←back to thread

60 points QueensGambit | 2 comments | | HN request time: 0.548s | source
Show context
daxfohl ◴[] No.45686184[source]
I've seen research that shows that starting with reasoning models, and fine-tuning to slowly remove the reasoning steps, allows you to bake the reasoning directly into the model weights in a strong sense. Here's a recent example, and you can see the digits get baked into a pentagonal prism in the weights, allowing accurate multi-digit multiplication without needing notes: https://arxiv.org/abs/2510.00184. So, reasoning and tool use could be the first step, to collect a ton of training data to do something like this fine-tuning process.

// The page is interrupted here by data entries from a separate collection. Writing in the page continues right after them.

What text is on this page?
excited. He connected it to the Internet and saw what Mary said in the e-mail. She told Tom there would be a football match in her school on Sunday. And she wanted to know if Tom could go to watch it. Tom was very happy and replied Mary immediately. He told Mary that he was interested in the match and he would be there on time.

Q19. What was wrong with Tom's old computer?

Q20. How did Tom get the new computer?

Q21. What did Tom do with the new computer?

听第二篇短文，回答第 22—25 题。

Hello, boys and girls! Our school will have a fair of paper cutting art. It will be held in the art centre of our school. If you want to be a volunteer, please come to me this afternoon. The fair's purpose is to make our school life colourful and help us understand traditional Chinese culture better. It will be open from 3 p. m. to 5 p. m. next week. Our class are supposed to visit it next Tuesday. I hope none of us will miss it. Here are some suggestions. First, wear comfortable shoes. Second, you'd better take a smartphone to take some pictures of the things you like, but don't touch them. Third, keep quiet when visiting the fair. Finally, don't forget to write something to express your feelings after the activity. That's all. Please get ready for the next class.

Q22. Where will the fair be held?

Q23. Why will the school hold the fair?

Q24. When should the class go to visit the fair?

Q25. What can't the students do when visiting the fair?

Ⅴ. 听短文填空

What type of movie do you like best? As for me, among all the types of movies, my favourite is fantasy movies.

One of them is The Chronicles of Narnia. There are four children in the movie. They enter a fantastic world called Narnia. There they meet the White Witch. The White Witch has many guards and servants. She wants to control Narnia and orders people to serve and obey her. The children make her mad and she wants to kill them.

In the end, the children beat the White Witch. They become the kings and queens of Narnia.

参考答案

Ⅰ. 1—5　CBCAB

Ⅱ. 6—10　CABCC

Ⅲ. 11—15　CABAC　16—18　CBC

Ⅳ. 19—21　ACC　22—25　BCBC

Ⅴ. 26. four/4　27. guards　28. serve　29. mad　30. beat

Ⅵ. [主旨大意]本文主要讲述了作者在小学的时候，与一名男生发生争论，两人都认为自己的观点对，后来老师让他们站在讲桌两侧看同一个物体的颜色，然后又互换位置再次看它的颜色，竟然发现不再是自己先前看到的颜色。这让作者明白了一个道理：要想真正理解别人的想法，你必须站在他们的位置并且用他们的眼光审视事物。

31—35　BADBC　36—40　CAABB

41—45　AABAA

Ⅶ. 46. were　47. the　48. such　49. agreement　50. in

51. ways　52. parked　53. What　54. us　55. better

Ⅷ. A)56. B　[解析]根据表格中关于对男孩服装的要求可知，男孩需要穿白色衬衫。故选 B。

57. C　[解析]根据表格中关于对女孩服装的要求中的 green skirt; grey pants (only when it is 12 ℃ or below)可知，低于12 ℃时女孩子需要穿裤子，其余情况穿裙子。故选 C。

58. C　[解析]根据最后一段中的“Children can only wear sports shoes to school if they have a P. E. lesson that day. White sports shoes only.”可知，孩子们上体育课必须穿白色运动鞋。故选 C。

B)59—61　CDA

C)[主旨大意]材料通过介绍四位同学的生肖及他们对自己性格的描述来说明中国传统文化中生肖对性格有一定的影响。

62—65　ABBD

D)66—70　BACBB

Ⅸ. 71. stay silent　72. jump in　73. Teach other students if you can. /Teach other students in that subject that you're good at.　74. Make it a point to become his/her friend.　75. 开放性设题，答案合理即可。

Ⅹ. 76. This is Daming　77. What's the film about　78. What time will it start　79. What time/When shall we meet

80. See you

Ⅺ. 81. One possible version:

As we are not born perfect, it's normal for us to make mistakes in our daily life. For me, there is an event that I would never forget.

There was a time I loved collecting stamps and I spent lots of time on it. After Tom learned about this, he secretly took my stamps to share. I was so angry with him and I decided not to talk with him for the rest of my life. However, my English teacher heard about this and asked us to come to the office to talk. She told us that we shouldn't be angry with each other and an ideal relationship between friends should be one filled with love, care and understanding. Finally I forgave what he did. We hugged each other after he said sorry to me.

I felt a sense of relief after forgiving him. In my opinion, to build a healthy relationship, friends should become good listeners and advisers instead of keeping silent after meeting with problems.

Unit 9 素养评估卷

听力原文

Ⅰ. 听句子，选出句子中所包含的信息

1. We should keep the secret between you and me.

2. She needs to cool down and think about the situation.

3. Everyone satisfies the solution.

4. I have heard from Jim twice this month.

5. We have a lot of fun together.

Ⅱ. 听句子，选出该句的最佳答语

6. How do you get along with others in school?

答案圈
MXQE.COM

replies(3): >>45686449 #>>45687650 #>>45688521 #
1. nightmunnas ◴[] No.45686449[source]
This is what I deem to be more comparable to human reasoning, although in this case it happens at an extremely slow timescale. Ideally real reasoning would have an impact on the weights, although that would be practically impossible(very impractical with the current model architectures) and especially if the conversation is had with the broader public.
replies(1): >>45688004 #
2. daxfohl ◴[] No.45688004[source]
Yeah, kind of. Though it seems like humans do some post-analysis on the reasoning and kind of "root cause" the path to the result. Fine tuning on the raw thought output seems like it could capture a ton of unnecessary noise. I don't know if it would be able to capture the "aha" moment and encode that alone in a way that makes sense.